Transcribe Audio and Identify Speakers

When data sources are audio files (e.g. depth interviews, customer calls, focus groups) a huge amount of time is needed to listen to each file to take notes and identify key items. Not only time-consuming, but the manual process to analyze this data doesn't scale across projects, read more about the audio use case here.

Relevance AI's Transcribe Audio and Identify Speakers workflow provides you with:

  • Audio transcription
  • Speaker diarization
  • Utterance extraction

When the workflow is successfully finalized, you will have a new dataset under your account.

How to use Audio Core

  1. Upload your audio files to the Relevance AI platform using Upload media. Alternatively, if you have already stored your audio files on the web (i.e. you can access them via an http... URL), include their URLs in a CSV file (a sample here) and upload the CSV to Relevance AI.

Note: When uploading your media files to Relevance AI, if your audio files are large, allow time for the upload process to finalize.

As a result, you will have a dataset in which each entry represents an audio file including a URL to where the file is uploaded.

  1. Once your dataset is ready, locate "Transcribe Audio and Identify Speakers" under Workflows.
Relevance AI - Access to Transcribe Audio and Identify Speakers workflow

Relevance AI - Access to Transcribe Audio and Identify Speakers workflow

Follow the steps in the setup wizard:

  • Select the field that contains the URLs to your audio file(s)
  • Select "Utterance" as the analysis mode
  • Enter a name under which the resulting dataset will be saved
Relevance AI - Audio Core setup wizard

Relevance AI - Audio Core setup wizard

  • Click on Run workflow

Note: You can track the progress on workflow history or wait till you receive an email notification on workflow is finalized.

A very useful tool for processing Focus Group data is the section markers. The audio is broken into sections, according to the specified phrase identifiers used by moderators.

Simply enter the identifier phrase and the corresponding Topic for the section as shown in the example below.

Audio Core workflow outputs

After setting up the workflow wizard and successfully running the workflow, you will have a new dataset called <Original-Dataset-Name>_utterance in your account or <the new entered name in the setup>_utterance. For instance if the original dataset name is audio_dataset, a new dataset named audio_dataset_utterance will be added to your account.

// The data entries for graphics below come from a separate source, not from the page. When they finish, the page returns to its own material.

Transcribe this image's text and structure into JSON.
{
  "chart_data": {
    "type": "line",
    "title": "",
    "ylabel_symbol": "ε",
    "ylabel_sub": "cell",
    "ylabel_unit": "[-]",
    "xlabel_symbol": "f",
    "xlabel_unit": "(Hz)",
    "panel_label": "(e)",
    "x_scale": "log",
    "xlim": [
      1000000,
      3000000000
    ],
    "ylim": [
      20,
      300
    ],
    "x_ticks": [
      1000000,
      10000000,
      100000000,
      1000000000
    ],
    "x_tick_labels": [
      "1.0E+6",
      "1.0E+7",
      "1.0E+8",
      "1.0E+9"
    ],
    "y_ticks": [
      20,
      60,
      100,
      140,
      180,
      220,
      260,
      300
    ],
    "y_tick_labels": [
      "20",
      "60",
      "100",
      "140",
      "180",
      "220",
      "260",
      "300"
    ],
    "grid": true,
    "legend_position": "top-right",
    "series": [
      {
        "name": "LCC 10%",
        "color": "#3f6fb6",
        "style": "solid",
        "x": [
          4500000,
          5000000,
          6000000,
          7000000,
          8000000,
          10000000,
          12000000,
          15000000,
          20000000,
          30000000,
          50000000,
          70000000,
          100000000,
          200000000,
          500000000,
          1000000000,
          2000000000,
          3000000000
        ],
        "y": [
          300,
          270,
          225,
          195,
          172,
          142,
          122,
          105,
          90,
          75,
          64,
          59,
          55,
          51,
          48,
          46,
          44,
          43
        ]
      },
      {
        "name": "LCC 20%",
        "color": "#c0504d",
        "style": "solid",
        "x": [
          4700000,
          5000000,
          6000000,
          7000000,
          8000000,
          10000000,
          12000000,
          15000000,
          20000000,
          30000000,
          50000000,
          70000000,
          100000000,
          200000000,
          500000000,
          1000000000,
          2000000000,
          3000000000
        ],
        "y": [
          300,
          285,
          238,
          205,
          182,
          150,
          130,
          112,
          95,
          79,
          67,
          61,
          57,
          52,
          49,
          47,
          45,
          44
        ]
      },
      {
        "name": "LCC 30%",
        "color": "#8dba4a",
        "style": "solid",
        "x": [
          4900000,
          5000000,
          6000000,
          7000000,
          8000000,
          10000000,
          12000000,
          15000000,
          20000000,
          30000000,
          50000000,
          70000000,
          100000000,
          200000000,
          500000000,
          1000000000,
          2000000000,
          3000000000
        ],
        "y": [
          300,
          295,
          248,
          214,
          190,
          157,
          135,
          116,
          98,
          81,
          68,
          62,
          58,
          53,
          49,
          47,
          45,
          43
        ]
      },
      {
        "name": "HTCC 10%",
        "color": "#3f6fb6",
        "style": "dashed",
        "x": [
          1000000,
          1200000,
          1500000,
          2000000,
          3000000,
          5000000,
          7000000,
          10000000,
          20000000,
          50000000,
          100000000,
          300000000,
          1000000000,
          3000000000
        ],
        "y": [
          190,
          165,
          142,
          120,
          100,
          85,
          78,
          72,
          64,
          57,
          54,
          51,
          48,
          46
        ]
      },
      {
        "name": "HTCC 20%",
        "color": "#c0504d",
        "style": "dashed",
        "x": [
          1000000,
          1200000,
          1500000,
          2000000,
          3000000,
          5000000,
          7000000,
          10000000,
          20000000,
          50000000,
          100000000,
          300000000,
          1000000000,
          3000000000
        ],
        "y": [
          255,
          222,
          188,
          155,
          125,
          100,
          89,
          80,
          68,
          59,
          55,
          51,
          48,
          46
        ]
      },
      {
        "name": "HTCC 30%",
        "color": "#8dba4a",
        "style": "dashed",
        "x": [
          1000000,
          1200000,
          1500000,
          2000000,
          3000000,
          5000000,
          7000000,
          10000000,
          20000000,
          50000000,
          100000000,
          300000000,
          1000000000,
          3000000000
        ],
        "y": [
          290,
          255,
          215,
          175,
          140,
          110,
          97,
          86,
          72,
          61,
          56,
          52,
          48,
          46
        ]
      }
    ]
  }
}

This new dataset included the following main fields/columns:

  • Text: transcription of the audio file(s)
  • Speaker: A, B, C, etc. labels assigned to the voices heard in the audio
  • Start: time in the audio indicating the beginning of a spoken piece (Utterance)
  • End: time in the audio indicating the end of a spoken piece (Utterance)
  • File Name: original file name

Note 1: Transcription can take long depending on the size of your audio file (for example 1.5 hours of audio takes around 20 minutes)
Note 2: You might need to refresh the page for <Original-Dataset-Name>_utterance to appear under Datasets.



Even though audio analysis result is written back to the original dataset, for further processing of your data, use the new dataset. It can be found under <Original-Dataset-Name>_utterance.

Common questions

What do I do next?

After successful execution of the workflow, the audio is transcribed and chunked in three different ways. Results are saves as datasets under your account. You can treat the data as text and apply workflows such as AI Clustering and AI Tagging.

Can I split focus groups to their composing sections?

If moderators use a section identifier, label topics in focus-group transcription is a workflow that can mark the sections for you

What are your tips for the most efficient way to get high level themes?

There are Gist and Summary fields under the chapter dataset which can provide you with high level analysis over the theme. But to further understand the data and deeper analysis, we recommend applying AI Clustering and AI Tagging to your data. Don't forget to switch to <Original-Dataset-Name>_utterance dataset.

What is my best tool to better study and visualize the results

Relevance AI's Explorer is a great tool that provides you with variety of configurable data views as well as search and filtering on your data.

How to extract the transcription

This can be done directly through an export workflow or on the Explorer dashboard. For the latter, set up a categorical view, you can choose any categories such as the Speaker field. then use export which generates a CSV file including the fields you select to download.

Note 1: utterances in the downloaded file might not be in order. We recommend including the Start field in your export, so you can sort the data accordingly.

Note 2: If you are working with multiple audio files, you can use the File Name field to separate the transcriptions.